RM: With a community as diverse as ours, it’s impossible to neatly divide Jews from non-Jews and capture what it means to “be Jewish” for everyone, so I’ve come up with a two-part standard. First, for the American Jewish community as a whole, the standard should simply be public self-identification. Are you willing to identify yourself publicly as a member of the Jewish people? If so, you’re welcome under the big tent of the American Jewish community. Second, subgroups, such as an Orthodox synagogue or a Reform congregation, should be able to apply their own standards for membership and participation—and no institution has the right to dictate the standard for any other. Under my two-pronged standard, a person may self-identify as a member of the broader Jewish community but must be invited into a particular subgroup.
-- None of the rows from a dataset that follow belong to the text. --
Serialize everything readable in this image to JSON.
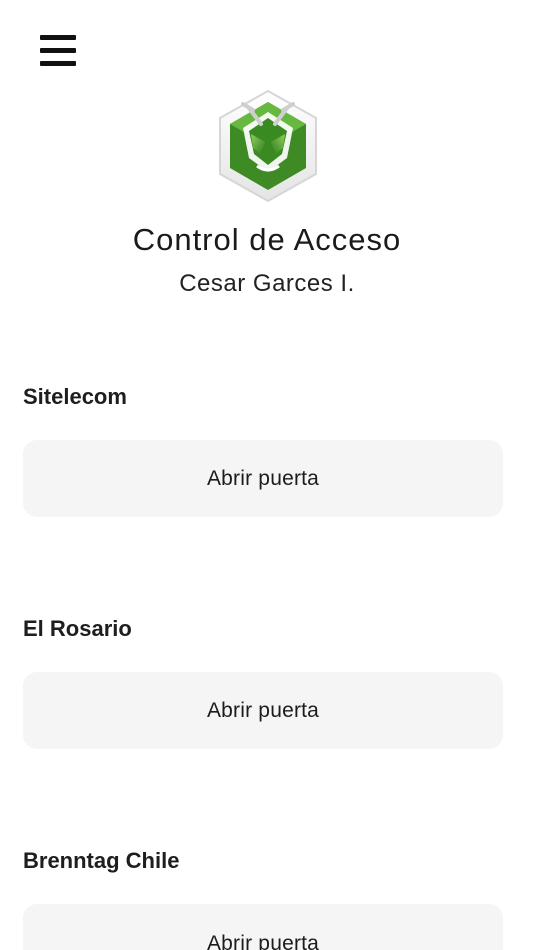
{
  "app": {
    "title": "Control de Acceso",
    "user_name": "Cesar Garces I.",
    "menu_icon": "hamburger-menu-icon",
    "logo_icon": "ant-hexagon-logo-icon",
    "brand_green": "#4c9a2a"
  },
  "sites": [
    {
      "name": "Sitelecom",
      "button_label": "Abrir puerta"
    },
    {
      "name": "El Rosario",
      "button_label": "Abrir puerta"
    },
    {
      "name": "Brenntag Chile",
      "button_label": "Abrir puerta"
    }
  ]
}
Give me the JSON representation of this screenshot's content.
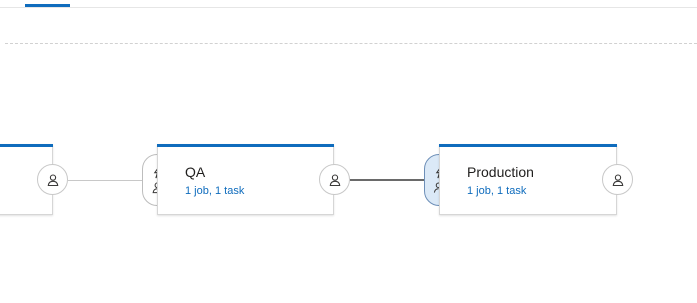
{
  "tabs": {
    "active_indicator_color": "#0f6cbd"
  },
  "stages": [
    {
      "id": "previous",
      "name": "",
      "summary": ""
    },
    {
      "id": "qa",
      "name": "QA",
      "summary": "1 job, 1 task",
      "pre_deployment": {
        "trigger_icon": "lightning-icon",
        "approver_icon": "person-icon",
        "active": false
      },
      "post_deployment": {
        "approver_icon": "person-icon"
      }
    },
    {
      "id": "production",
      "name": "Production",
      "summary": "1 job, 1 task",
      "pre_deployment": {
        "trigger_icon": "lightning-icon",
        "approver_icon": "person-check-icon",
        "active": true
      },
      "post_deployment": {
        "approver_icon": "person-icon"
      }
    }
  ],
  "colors": {
    "accent": "#0f6cbd",
    "link": "#0f6cbd",
    "active_pill_bg": "#dbe9f7"
  }
}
NB: How can negotiation theory help us better understand our own religious or ethnic identity?
RM: Each of us has many strands to our identity, and the salience of any particular strand often involves an internal negotiation with one’s self, as well as negotiations with one’s family and community. My identity strands include family roles (husband and father), place of origin (Kansas City), professional roles (lawyer, professor, dispute-resolution expert), and religion and ethnicity (taking pride in being Jewish). The salience of any particular strand of identity varies from person to person. For the ultra-Orthodox, being Jewish permeates every aspect of daily life, while for others of Jewish heritage, it may be the thinnest of strands. Most American Jews fall somewhere in between. Further, the salience of each strand may fluctuate throughout one’s lifetime. For example, one’s Jewish strand may assume greater importance when studying for a bar/bat mitzvah or planning one’s marriage ceremony. Finally, identity has a collective dimension. Belonging to a group—whether a family, a social class, or an ethnic or religious group—can be a source of pride and self-esteem, but if we feel alienated from a group to which we are said to belong, membership may bring feelings of shame or denial.
NB: Interfaith marriage is on the rise in the United States and in many other cultures. What negotiation advice would you offer couples who have different goals for their children’s religious or cultural upbringing?
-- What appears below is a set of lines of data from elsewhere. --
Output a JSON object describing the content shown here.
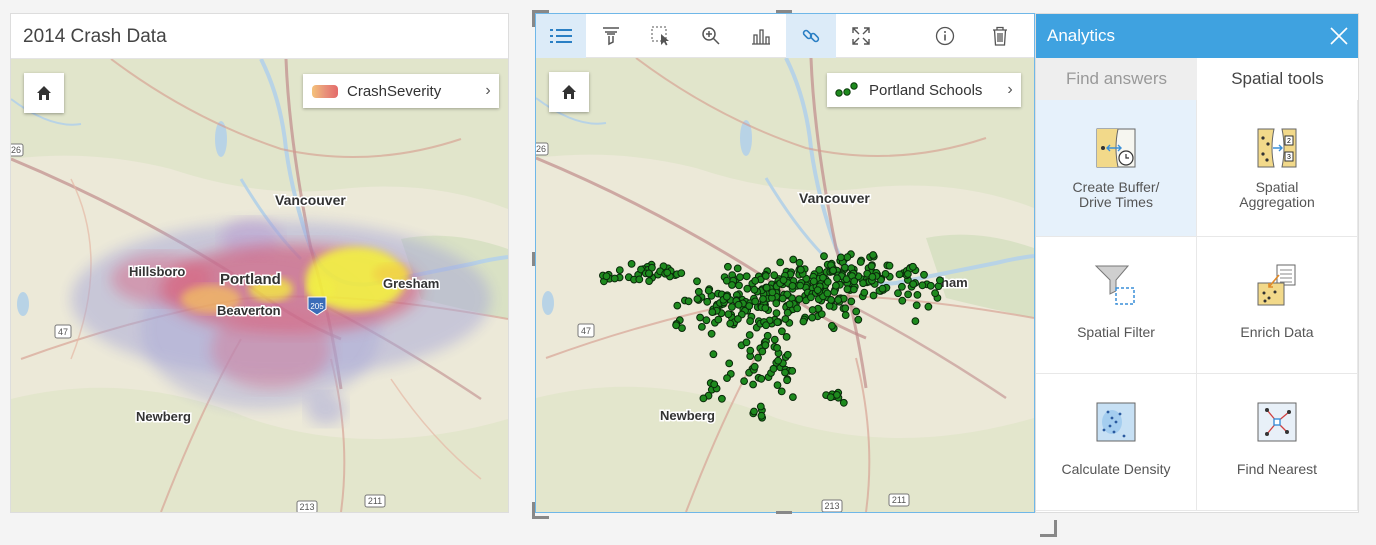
{
  "left_card": {
    "title": "2014 Crash Data",
    "legend_label": "CrashSeverity",
    "map_labels": {
      "vancouver": "Vancouver",
      "hillsboro": "Hillsboro",
      "portland": "Portland",
      "beaverton": "Beaverton",
      "gresham": "Gresham",
      "newberg": "Newberg",
      "hwy26": "26",
      "hwy47": "47",
      "hwy205": "205",
      "hwy213": "213",
      "hwy211": "211"
    }
  },
  "right_card": {
    "toolbar": [
      "legend-icon",
      "filter-icon",
      "select-icon",
      "zoom-icon",
      "chart-icon",
      "link-icon",
      "expand-icon",
      "info-icon",
      "trash-icon"
    ],
    "legend_label": "Portland Schools",
    "map_labels": {
      "vancouver": "Vancouver",
      "gresham": "ham",
      "newberg": "Newberg",
      "hwy26": "26",
      "hwy47": "47",
      "hwy213": "213",
      "hwy211": "211"
    }
  },
  "analytics": {
    "title": "Analytics",
    "tabs": {
      "find_answers": "Find answers",
      "spatial_tools": "Spatial tools"
    },
    "tools": [
      {
        "label": "Create Buffer/\nDrive Times",
        "icon": "buffer-icon",
        "selected": true
      },
      {
        "label": "Spatial\nAggregation",
        "icon": "aggregation-icon",
        "selected": false
      },
      {
        "label": "Spatial Filter",
        "icon": "spatial-filter-icon",
        "selected": false
      },
      {
        "label": "Enrich Data",
        "icon": "enrich-icon",
        "selected": false
      },
      {
        "label": "Calculate Density",
        "icon": "density-icon",
        "selected": false
      },
      {
        "label": "Find Nearest",
        "icon": "nearest-icon",
        "selected": false
      }
    ]
  },
  "colors": {
    "accent": "#3fa2e0",
    "school_dot": "#1e8a1e",
    "heat_hot": "#f2ee3a",
    "heat_mid": "#e0485a"
  }
}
RM: Don’t avoid conflict. Many interfaith couples try to preserve harmony by suppressing their differences. As Paul and Rachel Cowan say in their book, Mixed Blessings: Overcoming the Stumbling Blocks in an Interfaith Marriage (Penguin Books, 1988), these differences are often “time bombs” that typically go off at times of stress, such as during the December holidays. Instead of avoiding serious conversations or making unwanted concessions, negotiate these differences.
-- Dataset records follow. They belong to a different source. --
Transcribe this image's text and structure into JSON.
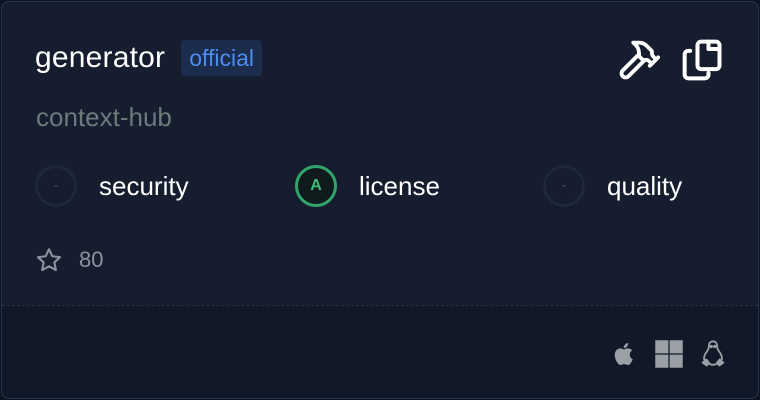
{
  "card": {
    "title": "generator",
    "badge": "official",
    "subtitle": "context-hub",
    "actions": {
      "build_icon": "hammer-icon",
      "copy_icon": "copy-icon"
    }
  },
  "scores": [
    {
      "label": "security",
      "grade": "-",
      "state": "empty"
    },
    {
      "label": "license",
      "grade": "A",
      "state": "pass",
      "color": "#31a56b"
    },
    {
      "label": "quality",
      "grade": "-",
      "state": "empty"
    }
  ],
  "stars": {
    "icon": "star-icon",
    "count": "80"
  },
  "platforms": [
    {
      "icon": "apple-icon"
    },
    {
      "icon": "windows-icon"
    },
    {
      "icon": "linux-icon"
    }
  ],
  "colors": {
    "background": "#151d2f",
    "footer": "#111827",
    "accent_badge": "#4c8df0",
    "grade_a": "#31a56b"
  }
}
Such negotiations require both empathy and assertiveness. Empathy involves listening nonjudgmentally to the other person’s perspective, drawing them out with genuine curiosity, and demonstrating that you understand them—without necessarily agreeing. Once your spouse feels heard, he or she will typically be more willing to listen. Assertiveness means articulating your interests and calmly standing up for them without attacking the other person.
Finally, remember that you and your spouse are not the only interfaith couple facing these issues and that the overwhelming majority of interfaith families successfully resolve their conflicts. Today there are a variety of organizations and professionals that specialize in counseling interfaith couples that can offer help.